Member of the Australian Capital Territory Legislative Assembly for Brindabella
- In office 28 June 2013 – 6 November 2024
- Preceded by: Zed Seselja
- Succeeded by: Deborah Morris

Personal details
- Born: 31 July 1962 (age 63) Malaysia
- Party: Liberal Party
- Alma mater: Australian National University Swinburne University of Technology

= Nicole Lawder =

Australian politician

Nicole Ann Lawder (born 31 July 1962) is an Australian politician. She was a Liberal member of the Australian Capital Territory Legislative Assembly from June 2013 to November 2024, when she retired from politics, and served as Deputy Leader of the Opposition from October 2016 to October 2020.

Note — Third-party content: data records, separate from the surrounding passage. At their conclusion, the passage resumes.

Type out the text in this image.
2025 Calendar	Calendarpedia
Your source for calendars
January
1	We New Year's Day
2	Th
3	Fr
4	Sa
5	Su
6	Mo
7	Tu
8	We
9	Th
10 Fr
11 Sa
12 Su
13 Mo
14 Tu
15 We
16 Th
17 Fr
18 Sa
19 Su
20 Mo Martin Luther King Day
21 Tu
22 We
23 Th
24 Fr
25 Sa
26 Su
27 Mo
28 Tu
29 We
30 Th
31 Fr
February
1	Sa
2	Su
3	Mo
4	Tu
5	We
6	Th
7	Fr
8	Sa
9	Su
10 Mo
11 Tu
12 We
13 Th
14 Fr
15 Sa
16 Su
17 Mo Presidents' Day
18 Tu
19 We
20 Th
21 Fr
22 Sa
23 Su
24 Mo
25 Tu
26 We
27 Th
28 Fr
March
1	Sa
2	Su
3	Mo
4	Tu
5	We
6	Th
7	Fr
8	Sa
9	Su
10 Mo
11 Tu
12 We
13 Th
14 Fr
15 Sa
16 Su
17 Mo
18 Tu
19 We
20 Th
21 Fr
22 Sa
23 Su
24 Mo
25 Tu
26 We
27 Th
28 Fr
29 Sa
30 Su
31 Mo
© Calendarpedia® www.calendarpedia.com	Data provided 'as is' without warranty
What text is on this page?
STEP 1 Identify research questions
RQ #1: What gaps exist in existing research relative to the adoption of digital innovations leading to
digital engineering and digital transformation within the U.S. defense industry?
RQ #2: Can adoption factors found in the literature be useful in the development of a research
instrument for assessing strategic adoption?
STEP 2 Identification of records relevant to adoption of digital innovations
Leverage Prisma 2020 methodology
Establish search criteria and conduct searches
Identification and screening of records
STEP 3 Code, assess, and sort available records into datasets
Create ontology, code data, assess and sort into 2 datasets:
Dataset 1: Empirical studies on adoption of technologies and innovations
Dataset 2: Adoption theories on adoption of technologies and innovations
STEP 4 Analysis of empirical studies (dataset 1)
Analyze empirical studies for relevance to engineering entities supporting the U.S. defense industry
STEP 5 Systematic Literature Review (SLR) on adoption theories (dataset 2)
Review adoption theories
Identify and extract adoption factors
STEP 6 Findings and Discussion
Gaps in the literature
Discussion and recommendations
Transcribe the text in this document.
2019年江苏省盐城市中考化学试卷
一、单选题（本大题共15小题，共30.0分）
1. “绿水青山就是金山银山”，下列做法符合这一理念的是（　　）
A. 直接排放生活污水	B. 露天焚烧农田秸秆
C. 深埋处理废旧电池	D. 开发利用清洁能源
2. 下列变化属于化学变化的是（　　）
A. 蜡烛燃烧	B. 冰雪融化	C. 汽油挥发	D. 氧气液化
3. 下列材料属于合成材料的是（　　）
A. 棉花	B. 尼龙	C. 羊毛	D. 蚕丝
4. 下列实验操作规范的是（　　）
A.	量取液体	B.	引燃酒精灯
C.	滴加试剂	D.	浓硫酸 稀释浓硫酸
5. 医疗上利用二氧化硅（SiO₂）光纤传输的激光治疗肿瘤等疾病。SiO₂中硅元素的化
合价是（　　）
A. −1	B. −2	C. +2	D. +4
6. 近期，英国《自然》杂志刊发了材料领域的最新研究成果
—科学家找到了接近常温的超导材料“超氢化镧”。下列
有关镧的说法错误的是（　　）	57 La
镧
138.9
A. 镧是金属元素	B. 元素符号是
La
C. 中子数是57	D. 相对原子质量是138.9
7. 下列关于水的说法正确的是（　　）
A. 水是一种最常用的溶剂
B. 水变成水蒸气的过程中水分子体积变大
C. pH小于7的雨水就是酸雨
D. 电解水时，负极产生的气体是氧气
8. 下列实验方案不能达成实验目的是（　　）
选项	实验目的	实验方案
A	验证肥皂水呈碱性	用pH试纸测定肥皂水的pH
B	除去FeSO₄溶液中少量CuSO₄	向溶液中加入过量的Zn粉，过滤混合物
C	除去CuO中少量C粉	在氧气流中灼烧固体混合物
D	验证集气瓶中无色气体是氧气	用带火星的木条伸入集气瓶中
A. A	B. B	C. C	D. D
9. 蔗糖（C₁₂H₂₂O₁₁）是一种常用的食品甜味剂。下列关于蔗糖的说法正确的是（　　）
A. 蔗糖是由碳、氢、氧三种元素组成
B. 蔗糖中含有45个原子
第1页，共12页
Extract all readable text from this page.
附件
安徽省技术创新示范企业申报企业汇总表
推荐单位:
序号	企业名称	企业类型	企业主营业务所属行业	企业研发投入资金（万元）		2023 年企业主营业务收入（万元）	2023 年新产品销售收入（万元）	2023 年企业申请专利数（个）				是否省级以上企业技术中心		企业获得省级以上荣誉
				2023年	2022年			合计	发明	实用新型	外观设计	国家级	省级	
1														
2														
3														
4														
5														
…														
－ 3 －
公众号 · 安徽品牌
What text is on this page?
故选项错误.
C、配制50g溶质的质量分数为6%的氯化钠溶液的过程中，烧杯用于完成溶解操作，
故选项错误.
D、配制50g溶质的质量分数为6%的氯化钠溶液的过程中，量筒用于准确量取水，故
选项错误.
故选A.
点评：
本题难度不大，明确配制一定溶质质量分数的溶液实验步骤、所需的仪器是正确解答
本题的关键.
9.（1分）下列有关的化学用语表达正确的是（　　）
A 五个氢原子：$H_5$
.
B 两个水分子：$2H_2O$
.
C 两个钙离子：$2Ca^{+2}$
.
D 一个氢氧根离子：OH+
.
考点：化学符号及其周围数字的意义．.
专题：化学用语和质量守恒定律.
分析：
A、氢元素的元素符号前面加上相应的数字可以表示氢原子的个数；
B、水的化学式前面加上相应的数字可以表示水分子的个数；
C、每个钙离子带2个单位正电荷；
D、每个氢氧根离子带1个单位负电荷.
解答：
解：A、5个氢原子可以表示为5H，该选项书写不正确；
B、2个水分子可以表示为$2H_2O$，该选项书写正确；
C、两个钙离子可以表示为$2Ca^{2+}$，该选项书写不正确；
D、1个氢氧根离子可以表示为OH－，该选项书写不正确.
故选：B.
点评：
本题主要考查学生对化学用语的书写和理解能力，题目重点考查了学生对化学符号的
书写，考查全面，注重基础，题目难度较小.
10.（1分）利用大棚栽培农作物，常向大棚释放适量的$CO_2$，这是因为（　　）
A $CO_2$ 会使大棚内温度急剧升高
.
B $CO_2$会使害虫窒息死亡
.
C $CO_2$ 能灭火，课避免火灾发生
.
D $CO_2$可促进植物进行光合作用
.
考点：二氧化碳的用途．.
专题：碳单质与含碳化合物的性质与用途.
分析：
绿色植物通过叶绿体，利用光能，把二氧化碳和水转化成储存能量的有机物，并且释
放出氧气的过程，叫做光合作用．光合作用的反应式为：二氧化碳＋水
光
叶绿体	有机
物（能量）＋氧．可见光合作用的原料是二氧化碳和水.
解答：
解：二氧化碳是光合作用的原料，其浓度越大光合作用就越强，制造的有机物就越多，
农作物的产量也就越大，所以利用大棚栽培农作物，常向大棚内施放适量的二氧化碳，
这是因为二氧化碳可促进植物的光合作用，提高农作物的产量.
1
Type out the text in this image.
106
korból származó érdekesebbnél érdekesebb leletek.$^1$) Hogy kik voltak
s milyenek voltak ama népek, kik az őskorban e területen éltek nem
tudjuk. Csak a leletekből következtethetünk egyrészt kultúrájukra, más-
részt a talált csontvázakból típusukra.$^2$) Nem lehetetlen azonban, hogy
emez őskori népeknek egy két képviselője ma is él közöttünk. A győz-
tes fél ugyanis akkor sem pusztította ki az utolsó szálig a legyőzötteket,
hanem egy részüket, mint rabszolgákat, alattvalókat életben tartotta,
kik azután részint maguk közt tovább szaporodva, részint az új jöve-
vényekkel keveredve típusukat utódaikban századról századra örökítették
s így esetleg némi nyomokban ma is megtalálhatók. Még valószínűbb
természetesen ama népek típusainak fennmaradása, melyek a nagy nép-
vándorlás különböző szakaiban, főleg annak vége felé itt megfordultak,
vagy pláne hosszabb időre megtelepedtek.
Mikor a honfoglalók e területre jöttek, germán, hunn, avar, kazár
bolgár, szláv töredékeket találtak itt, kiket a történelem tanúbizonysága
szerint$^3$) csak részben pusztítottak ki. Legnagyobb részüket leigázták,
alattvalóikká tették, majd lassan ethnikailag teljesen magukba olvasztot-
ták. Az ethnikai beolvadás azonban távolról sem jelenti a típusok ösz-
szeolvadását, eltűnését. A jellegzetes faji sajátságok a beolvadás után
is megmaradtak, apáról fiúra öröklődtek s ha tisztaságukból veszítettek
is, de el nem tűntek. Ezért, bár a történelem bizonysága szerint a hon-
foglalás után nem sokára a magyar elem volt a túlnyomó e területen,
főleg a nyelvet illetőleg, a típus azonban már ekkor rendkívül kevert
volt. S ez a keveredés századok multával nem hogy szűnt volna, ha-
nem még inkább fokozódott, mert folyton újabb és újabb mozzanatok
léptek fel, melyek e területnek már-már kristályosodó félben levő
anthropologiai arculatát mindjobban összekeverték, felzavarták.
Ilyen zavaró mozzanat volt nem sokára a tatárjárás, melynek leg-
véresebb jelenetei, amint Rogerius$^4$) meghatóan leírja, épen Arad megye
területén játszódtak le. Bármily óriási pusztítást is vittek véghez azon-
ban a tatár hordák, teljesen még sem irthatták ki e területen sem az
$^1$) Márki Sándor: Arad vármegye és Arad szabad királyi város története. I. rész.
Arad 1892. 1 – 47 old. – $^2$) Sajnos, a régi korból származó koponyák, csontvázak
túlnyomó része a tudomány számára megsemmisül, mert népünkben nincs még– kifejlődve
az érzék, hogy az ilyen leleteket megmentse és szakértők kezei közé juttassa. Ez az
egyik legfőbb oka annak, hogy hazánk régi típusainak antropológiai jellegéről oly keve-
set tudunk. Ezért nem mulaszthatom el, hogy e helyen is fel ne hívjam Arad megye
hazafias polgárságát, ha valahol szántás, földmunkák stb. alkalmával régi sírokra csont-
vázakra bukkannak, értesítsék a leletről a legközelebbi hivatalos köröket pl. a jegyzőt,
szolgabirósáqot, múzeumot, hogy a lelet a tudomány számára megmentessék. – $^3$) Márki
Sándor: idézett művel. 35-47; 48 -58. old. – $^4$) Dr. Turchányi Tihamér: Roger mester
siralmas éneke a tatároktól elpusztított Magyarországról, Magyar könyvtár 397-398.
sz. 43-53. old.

Lawder was born in Malaysia to a military family. She received a Bachelor of Arts in Psychology from the Australian National University, having moved to Canberra in 1988. She also received a Masters in Business from Swinburne University of Technology. A member of the National People with Disability and Carer Council (2008-13) and the ACMA Consumer Consultative Forum (2009-13), she was CEO of Homelessness Australia and the Deafness Forum of Australia. In 2012 she was the Liberal Party's Southern Electorate Branch Deputy President, and ran as a candidate at the 2012 ACT election for the seat of Brindabella. Although she was unsuccessful, she was elected on 28 June 2013 in a countback following the resignation of Zed Seselja.